Select the appropriate weight matching your type of training and your fitness level. Lie down on an incline bench placed underneath a Smith machine and secure your legs at the end. Set your bench so that the bar is straight over your chest. Grab the barbell with your palms facing forward (thumbs turned inward) using a medium grip creating a 90-degree angle in the lower position (when elbows and shoulders are parallel). Place your feet firmly on the floor.
Come down slowly until you feel the bar on your lower chest and then go back to your starting position. Breathe in as you go down and breathe out as you go up. Make sure your back and torso are straight to avoid lumbar lordosis (straining your lower back). Your elbows point outwards.

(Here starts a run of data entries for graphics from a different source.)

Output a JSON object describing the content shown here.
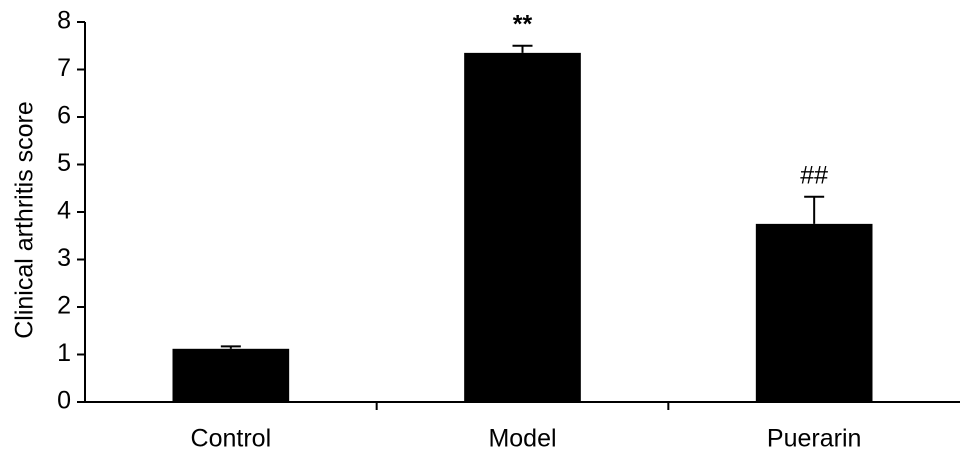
{
  "chart_data": {
    "type": "bar",
    "y_label": "Clinical arthritis score",
    "categories": [
      "Control",
      "Model",
      "Puerarin"
    ],
    "values": [
      1.12,
      7.35,
      3.75
    ],
    "errors": [
      0.05,
      0.15,
      0.57
    ],
    "color": "#000000",
    "annotations": [
      {
        "category": "Model",
        "text": "**"
      },
      {
        "category": "Puerarin",
        "text": "##"
      }
    ],
    "ylim": [
      0,
      8
    ],
    "yticks": [
      0,
      1,
      2,
      3,
      4,
      5,
      6,
      7,
      8
    ],
    "grid": false
  }
}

Do not over overrate your capacity while selecting the appropriate weight. Make sure your hands are in the correct position and avoid extensive dorsal flexion in your wrists. Make sure you avoid straining your lower back; both your chest and entire torso must be straight and firm all the way through.
Choose the number of repetitions to match your training type.
Decline barbell bench press is thought to strengthen and build the lower part of pectoralis (chest) muscle.
All the precautions you should take when doing regular bench press apply. The technique is also similar except for the arching. The back is firm on the bench.
Interestingly, a study by Barnett and colleagues from 1995 found that bench press on a flat bench activates more lower-pectoralis muscle fibers than decline bench press. Therefore, the usefulness of decline bench press is rather questionable.